Plus qu’un film de maison hantée, La Maison du diable est avant tout le portrait cruel d’une femme au bord de la folie. Magistralement mis en scène, impeccablement dirigé et dialogué, le film n’a pas pris une ride et reste, probablement, la plus éclatante réussite de Robert Wise.

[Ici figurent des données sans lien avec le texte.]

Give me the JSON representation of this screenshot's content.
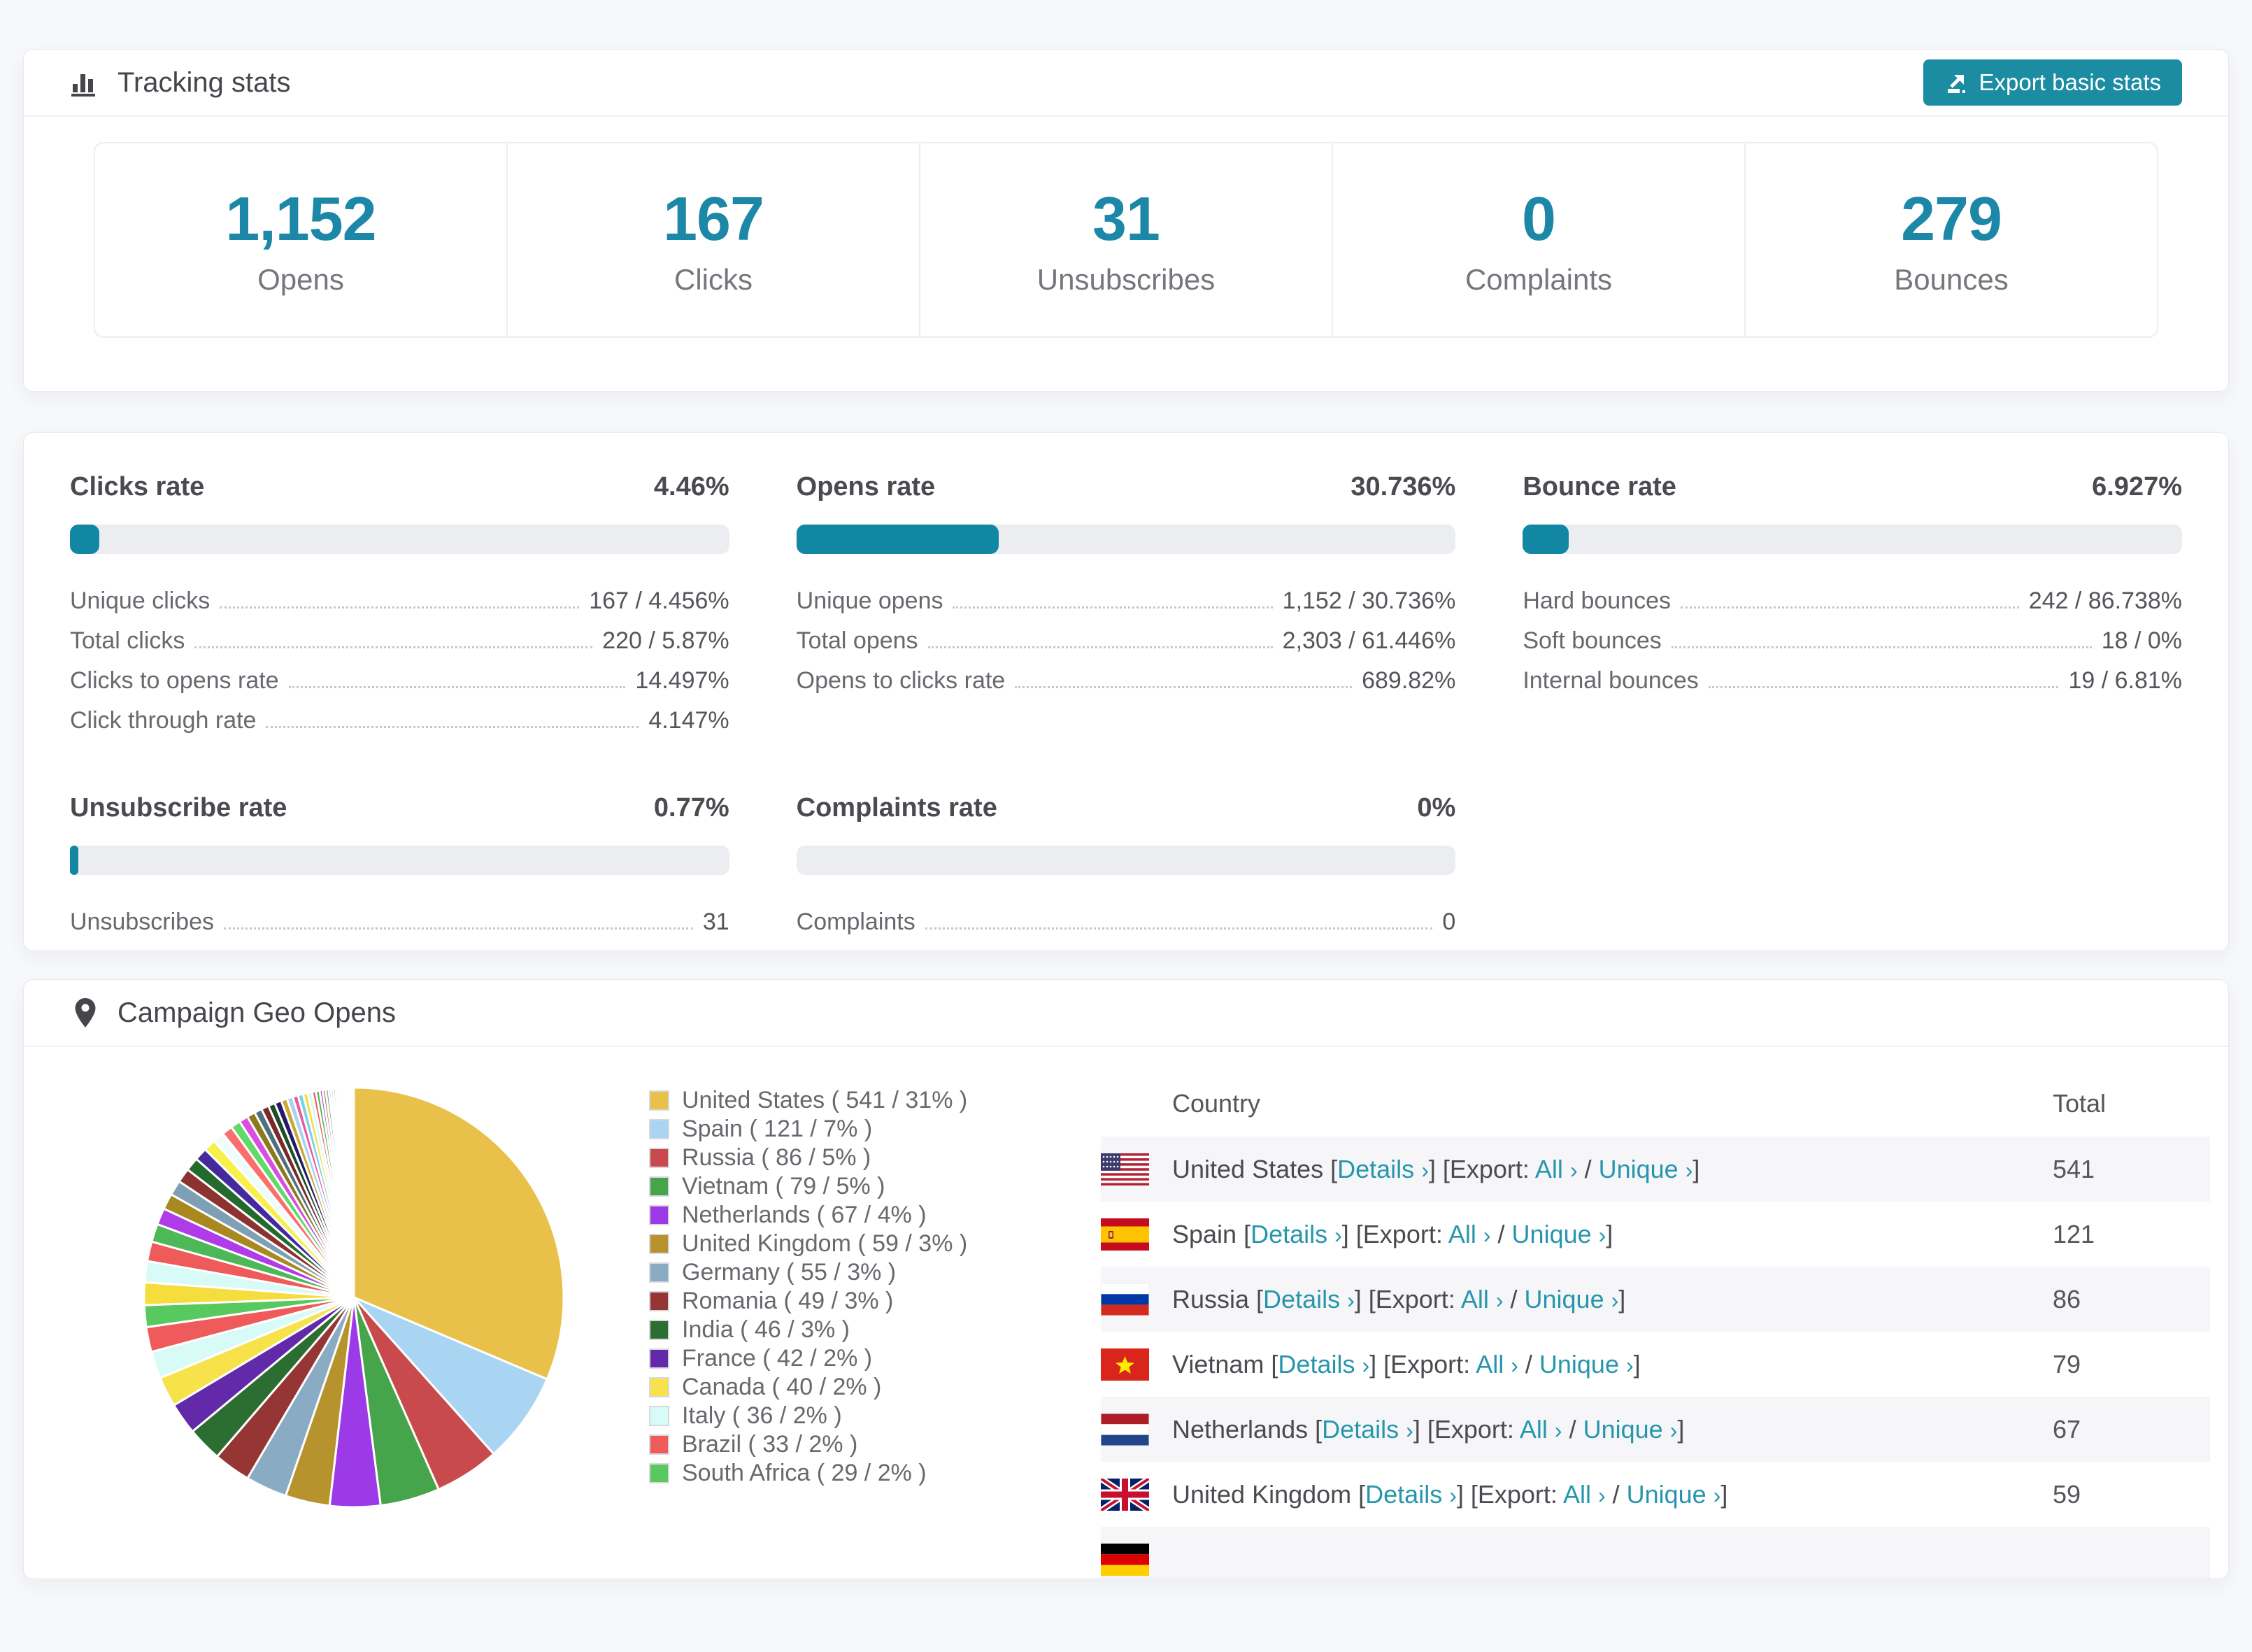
{
  "accent_color": "#1187a3",
  "button_color": "#1b8ca1",
  "link_color": "#2796ad",
  "tracking": {
    "title": "Tracking stats",
    "export_button": "Export basic stats",
    "summary": [
      {
        "value": "1,152",
        "label": "Opens"
      },
      {
        "value": "167",
        "label": "Clicks"
      },
      {
        "value": "31",
        "label": "Unsubscribes"
      },
      {
        "value": "0",
        "label": "Complaints"
      },
      {
        "value": "279",
        "label": "Bounces"
      }
    ]
  },
  "rates": {
    "sections": [
      {
        "title": "Clicks rate",
        "value": "4.46%",
        "percent": 4.46,
        "rows": [
          {
            "label": "Unique clicks",
            "value": "167 / 4.456%"
          },
          {
            "label": "Total clicks",
            "value": "220 / 5.87%"
          },
          {
            "label": "Clicks to opens rate",
            "value": "14.497%"
          },
          {
            "label": "Click through rate",
            "value": "4.147%"
          }
        ]
      },
      {
        "title": "Opens rate",
        "value": "30.736%",
        "percent": 30.736,
        "rows": [
          {
            "label": "Unique opens",
            "value": "1,152 / 30.736%"
          },
          {
            "label": "Total opens",
            "value": "2,303 / 61.446%"
          },
          {
            "label": "Opens to clicks rate",
            "value": "689.82%"
          }
        ]
      },
      {
        "title": "Bounce rate",
        "value": "6.927%",
        "percent": 6.927,
        "rows": [
          {
            "label": "Hard bounces",
            "value": "242 / 86.738%"
          },
          {
            "label": "Soft bounces",
            "value": "18 / 0%"
          },
          {
            "label": "Internal bounces",
            "value": "19 / 6.81%"
          }
        ]
      },
      {
        "title": "Unsubscribe rate",
        "value": "0.77%",
        "percent": 0.77,
        "rows": [
          {
            "label": "Unsubscribes",
            "value": "31"
          }
        ]
      },
      {
        "title": "Complaints rate",
        "value": "0%",
        "percent": 0,
        "rows": [
          {
            "label": "Complaints",
            "value": "0"
          }
        ]
      }
    ]
  },
  "geo": {
    "title": "Campaign Geo Opens",
    "legend": [
      {
        "label": "United States ( 541 / 31% )",
        "color": "#e9c14a"
      },
      {
        "label": "Spain ( 121 / 7% )",
        "color": "#aad5f2"
      },
      {
        "label": "Russia ( 86 / 5% )",
        "color": "#c94a4c"
      },
      {
        "label": "Vietnam ( 79 / 5% )",
        "color": "#46a54a"
      },
      {
        "label": "Netherlands ( 67 / 4% )",
        "color": "#9d3ae8"
      },
      {
        "label": "United Kingdom ( 59 / 3% )",
        "color": "#b6932d"
      },
      {
        "label": "Germany ( 55 / 3% )",
        "color": "#89abc4"
      },
      {
        "label": "Romania ( 49 / 3% )",
        "color": "#963634"
      },
      {
        "label": "India ( 46 / 3% )",
        "color": "#2c6e31"
      },
      {
        "label": "France ( 42 / 2% )",
        "color": "#6229a8"
      },
      {
        "label": "Canada ( 40 / 2% )",
        "color": "#f7e24c"
      },
      {
        "label": "Italy ( 36 / 2% )",
        "color": "#d8fbf8"
      },
      {
        "label": "Brazil ( 33 / 2% )",
        "color": "#ef5a5a"
      },
      {
        "label": "South Africa ( 29 / 2% )",
        "color": "#58c95e"
      }
    ],
    "table": {
      "columns": [
        "Country",
        "Total"
      ],
      "link_labels": {
        "details": "Details",
        "export_prefix": "Export:",
        "all": "All",
        "unique": "Unique",
        "chevron": "›"
      },
      "rows": [
        {
          "flag": "us",
          "country": "United States",
          "total": "541"
        },
        {
          "flag": "es",
          "country": "Spain",
          "total": "121"
        },
        {
          "flag": "ru",
          "country": "Russia",
          "total": "86"
        },
        {
          "flag": "vn",
          "country": "Vietnam",
          "total": "79"
        },
        {
          "flag": "nl",
          "country": "Netherlands",
          "total": "67"
        },
        {
          "flag": "gb",
          "country": "United Kingdom",
          "total": "59"
        },
        {
          "flag": "de",
          "country": "",
          "total": ""
        }
      ]
    }
  },
  "chart_data": {
    "type": "pie",
    "title": "Campaign Geo Opens",
    "unit": "opens per country",
    "labels": [
      "United States",
      "Spain",
      "Russia",
      "Vietnam",
      "Netherlands",
      "United Kingdom",
      "Germany",
      "Romania",
      "India",
      "France",
      "Canada",
      "Italy",
      "Brazil",
      "South Africa"
    ],
    "values": [
      541,
      121,
      86,
      79,
      67,
      59,
      55,
      49,
      46,
      42,
      40,
      36,
      33,
      29
    ],
    "percent_labels": [
      "31%",
      "7%",
      "5%",
      "5%",
      "4%",
      "3%",
      "3%",
      "3%",
      "3%",
      "2%",
      "2%",
      "2%",
      "2%",
      "2%"
    ],
    "colors": [
      "#e9c14a",
      "#aad5f2",
      "#c94a4c",
      "#46a54a",
      "#9d3ae8",
      "#b6932d",
      "#89abc4",
      "#963634",
      "#2c6e31",
      "#6229a8",
      "#f7e24c",
      "#d8fbf8",
      "#ef5a5a",
      "#58c95e"
    ],
    "others": {
      "note": "unlabeled small slices, estimated",
      "values": [
        30,
        28,
        26,
        24,
        22,
        21,
        20,
        19,
        18,
        17,
        16,
        15,
        14,
        13,
        12,
        11,
        10,
        10,
        9,
        9,
        8,
        8,
        7,
        7,
        6,
        6,
        5,
        5,
        4,
        4,
        4,
        3,
        3,
        3,
        3,
        2.5,
        2.5,
        2,
        2,
        2,
        1.5,
        1.5,
        1.2,
        1,
        1,
        0.8,
        0.7,
        0.6,
        0.5,
        0.4,
        0.3,
        0.3,
        0.2,
        0.2
      ],
      "palette": [
        "#f5dd3e",
        "#d8fbf8",
        "#ef5a5a",
        "#4db858",
        "#b03be8",
        "#a8891f",
        "#7f9fb5",
        "#8c3230",
        "#236b2d",
        "#452a9e",
        "#f7ef4a",
        "#effcfc",
        "#fa6e6e",
        "#62d96a",
        "#d84fe0",
        "#8a7a1e",
        "#50707f",
        "#7a2a28",
        "#1e4d28",
        "#261a66",
        "#c8a832",
        "#a8d2f0",
        "#e85aa0",
        "#7ad0e8"
      ]
    },
    "start_angle": "12 o'clock",
    "direction": "clockwise",
    "legend_position": "right"
  }
}
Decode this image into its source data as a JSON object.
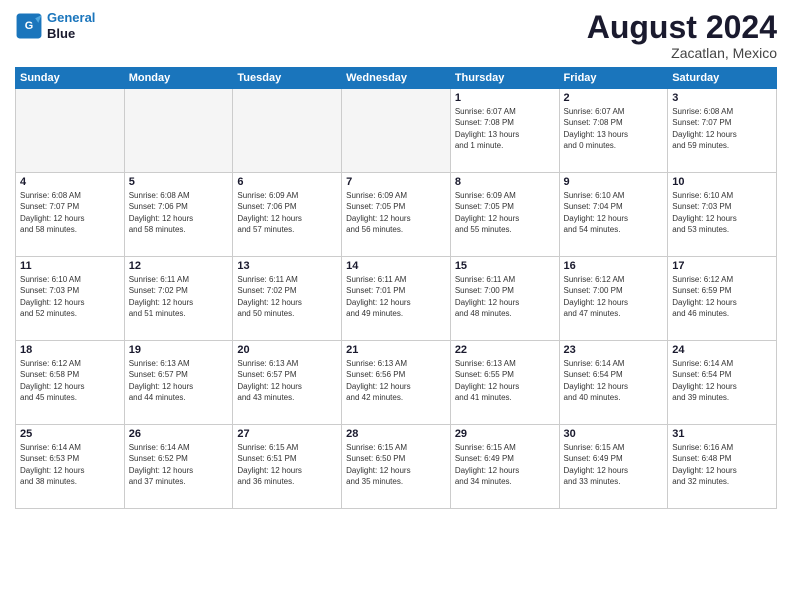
{
  "logo": {
    "line1": "General",
    "line2": "Blue"
  },
  "title": "August 2024",
  "location": "Zacatlan, Mexico",
  "headers": [
    "Sunday",
    "Monday",
    "Tuesday",
    "Wednesday",
    "Thursday",
    "Friday",
    "Saturday"
  ],
  "weeks": [
    [
      {
        "day": "",
        "info": ""
      },
      {
        "day": "",
        "info": ""
      },
      {
        "day": "",
        "info": ""
      },
      {
        "day": "",
        "info": ""
      },
      {
        "day": "1",
        "info": "Sunrise: 6:07 AM\nSunset: 7:08 PM\nDaylight: 13 hours\nand 1 minute."
      },
      {
        "day": "2",
        "info": "Sunrise: 6:07 AM\nSunset: 7:08 PM\nDaylight: 13 hours\nand 0 minutes."
      },
      {
        "day": "3",
        "info": "Sunrise: 6:08 AM\nSunset: 7:07 PM\nDaylight: 12 hours\nand 59 minutes."
      }
    ],
    [
      {
        "day": "4",
        "info": "Sunrise: 6:08 AM\nSunset: 7:07 PM\nDaylight: 12 hours\nand 58 minutes."
      },
      {
        "day": "5",
        "info": "Sunrise: 6:08 AM\nSunset: 7:06 PM\nDaylight: 12 hours\nand 58 minutes."
      },
      {
        "day": "6",
        "info": "Sunrise: 6:09 AM\nSunset: 7:06 PM\nDaylight: 12 hours\nand 57 minutes."
      },
      {
        "day": "7",
        "info": "Sunrise: 6:09 AM\nSunset: 7:05 PM\nDaylight: 12 hours\nand 56 minutes."
      },
      {
        "day": "8",
        "info": "Sunrise: 6:09 AM\nSunset: 7:05 PM\nDaylight: 12 hours\nand 55 minutes."
      },
      {
        "day": "9",
        "info": "Sunrise: 6:10 AM\nSunset: 7:04 PM\nDaylight: 12 hours\nand 54 minutes."
      },
      {
        "day": "10",
        "info": "Sunrise: 6:10 AM\nSunset: 7:03 PM\nDaylight: 12 hours\nand 53 minutes."
      }
    ],
    [
      {
        "day": "11",
        "info": "Sunrise: 6:10 AM\nSunset: 7:03 PM\nDaylight: 12 hours\nand 52 minutes."
      },
      {
        "day": "12",
        "info": "Sunrise: 6:11 AM\nSunset: 7:02 PM\nDaylight: 12 hours\nand 51 minutes."
      },
      {
        "day": "13",
        "info": "Sunrise: 6:11 AM\nSunset: 7:02 PM\nDaylight: 12 hours\nand 50 minutes."
      },
      {
        "day": "14",
        "info": "Sunrise: 6:11 AM\nSunset: 7:01 PM\nDaylight: 12 hours\nand 49 minutes."
      },
      {
        "day": "15",
        "info": "Sunrise: 6:11 AM\nSunset: 7:00 PM\nDaylight: 12 hours\nand 48 minutes."
      },
      {
        "day": "16",
        "info": "Sunrise: 6:12 AM\nSunset: 7:00 PM\nDaylight: 12 hours\nand 47 minutes."
      },
      {
        "day": "17",
        "info": "Sunrise: 6:12 AM\nSunset: 6:59 PM\nDaylight: 12 hours\nand 46 minutes."
      }
    ],
    [
      {
        "day": "18",
        "info": "Sunrise: 6:12 AM\nSunset: 6:58 PM\nDaylight: 12 hours\nand 45 minutes."
      },
      {
        "day": "19",
        "info": "Sunrise: 6:13 AM\nSunset: 6:57 PM\nDaylight: 12 hours\nand 44 minutes."
      },
      {
        "day": "20",
        "info": "Sunrise: 6:13 AM\nSunset: 6:57 PM\nDaylight: 12 hours\nand 43 minutes."
      },
      {
        "day": "21",
        "info": "Sunrise: 6:13 AM\nSunset: 6:56 PM\nDaylight: 12 hours\nand 42 minutes."
      },
      {
        "day": "22",
        "info": "Sunrise: 6:13 AM\nSunset: 6:55 PM\nDaylight: 12 hours\nand 41 minutes."
      },
      {
        "day": "23",
        "info": "Sunrise: 6:14 AM\nSunset: 6:54 PM\nDaylight: 12 hours\nand 40 minutes."
      },
      {
        "day": "24",
        "info": "Sunrise: 6:14 AM\nSunset: 6:54 PM\nDaylight: 12 hours\nand 39 minutes."
      }
    ],
    [
      {
        "day": "25",
        "info": "Sunrise: 6:14 AM\nSunset: 6:53 PM\nDaylight: 12 hours\nand 38 minutes."
      },
      {
        "day": "26",
        "info": "Sunrise: 6:14 AM\nSunset: 6:52 PM\nDaylight: 12 hours\nand 37 minutes."
      },
      {
        "day": "27",
        "info": "Sunrise: 6:15 AM\nSunset: 6:51 PM\nDaylight: 12 hours\nand 36 minutes."
      },
      {
        "day": "28",
        "info": "Sunrise: 6:15 AM\nSunset: 6:50 PM\nDaylight: 12 hours\nand 35 minutes."
      },
      {
        "day": "29",
        "info": "Sunrise: 6:15 AM\nSunset: 6:49 PM\nDaylight: 12 hours\nand 34 minutes."
      },
      {
        "day": "30",
        "info": "Sunrise: 6:15 AM\nSunset: 6:49 PM\nDaylight: 12 hours\nand 33 minutes."
      },
      {
        "day": "31",
        "info": "Sunrise: 6:16 AM\nSunset: 6:48 PM\nDaylight: 12 hours\nand 32 minutes."
      }
    ]
  ]
}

Eleanor Lance (Julie Harris) est une femme d’apparence plutôt banale. Après avoir passé onze ans de sa vie à soigner une mère malade, elle est aujourd’hui hébergée par sa sœur et le reste de sa famille qui ne manquent jamais une occasion de lui rappeler combien sa présence est encombrante. Dépossédée de tout, il lui faut jusqu’à quémander auprès de sa belle-famille la voiture dont elle est pourtant à moitié propriétaire. Seule, sans amis et sans homme dans sa vie, Eleanor souffre d’une certaine fragilité psychologique, prête à craquer dès qu’une de ses nièces se moque d’elle. Victime d’un total manque de considération, elle semble soudainement revivre lorsqu’un médecin, le Dr Markway, l’invite à passer quelques jours dans une grande et lugubre maison afin de vivre une expérience extrasensorielle. Comblée par ce qu’elle prend pour une considérable marque d’attention, la jeune femme rassemble ses affaires et part sur le champ, trop heureuse d’être enfin attendue, voire désirée, quelque part.
Mais avant même qu’Eleanor n’ait rejoint la maison, les indices pleuvent quant au caractère sans retour de cette expérience inhabituelle. Sur la route qui la mène au lieu énigmatique, la jeune femme, filmée face caméra alors qu’elle est en train de conduire, est submergée par un flot de pensées qui démontre combien elle semble (trop) attendre de cette rencontre. Tout comme Marion Crane dans Psychose d’Alfred Hitchcock, réalisé trois ans auparavant, la détermination du personnage principal à quitter une vie passée détestée pour aller droit vers l’inconnu est un signe de danger, mais un danger totalement diffus dont on ne cerne absolument pas les contours. Pourtant, l’apparition soudaine de la maison, personnage à part entière, massive et totalement inaccessible, semble dessiner très clairement la zone géographique d’un danger, explicitement formulé lors d’un prologue où est retracée la tragique destinée des différents occupants de la maison. Malgré les mises en garde du gardien de la maison, Eleanor n’écoute que son instinct qui lui dicte combien cette expérience est une chance inespérée de tout simplement devenir quelqu’un. Avant que le docteur n’arrive, Eleanor est rejointe par une autre participante, Theodora (Claire Bloom), une femme tout aussi élégante que glaçante, qui aurait le don de lire dans les pensées. Rapidement, entre les deux femmes se nouent une relation particulièrement complexe, dominée par Theodora dont l’attitude ambiguë marque à la fois un trouble sexuel et une certaine cruauté envers Eleanor dont elle connaît les faiblesses.
Dès la première nuit, les deux femmes sont confrontées à de violentes manifestations sonores. Effrayées, elles se blottissent l’une contre l’autre en tentant d’identifier précisément la provenance de ces bruits. Si la dimension surnaturelle de cette scène ne fait aucun doute, l’affirmation du médecin selon laquelle rien n’était audible depuis l’extérieur de la maison, laisse entendre qu’il n’existe aucune perméabilité entre l’extérieur et l’intérieur. Mais avec ses innombrables pièces, ses longs couloirs, ses portes qui s’ouvrent et se ferment toutes seules, son escalier branlant dont on atteint que péniblement le sommet, l’architecture de la maison n’est rien d’autre que l’inconscient d’un personnage récemment disparu. Effrayée par les miroirs ou les multiples figurines qui peuplent les immenses pièces, Eleanor s’imprègne totalement de cette psyché grandeur nature, refusant de quitter la maison lorsqu’on le lui demande. Progressivement possédée par l’esprit et l’histoire chargée des lieux, elle est de plus en plus confrontée à des manifestations surnaturelles. Mais la mise en scène de Robert Wise, d’une perfection époustouflante, en multipliant les plongée vertigineuses, les mouvements brusques de caméra et en donnant à chacun de ses plans une perspective pour le moins effrayante, sème définitivement le doute sur la personnalité de la jeune femme. Hystérique, pathétique, frustrée, culpabilisée, persécutée, Eleanor finit par se perdre dans le labyrinthe de ses pensées tortueuses. La Maison du diable, plus qu’un modèle d’un genre, reste avant tout le portrait bluffant d’une femme qui a peu à peu perdu tout point d’accroche avec la réalité.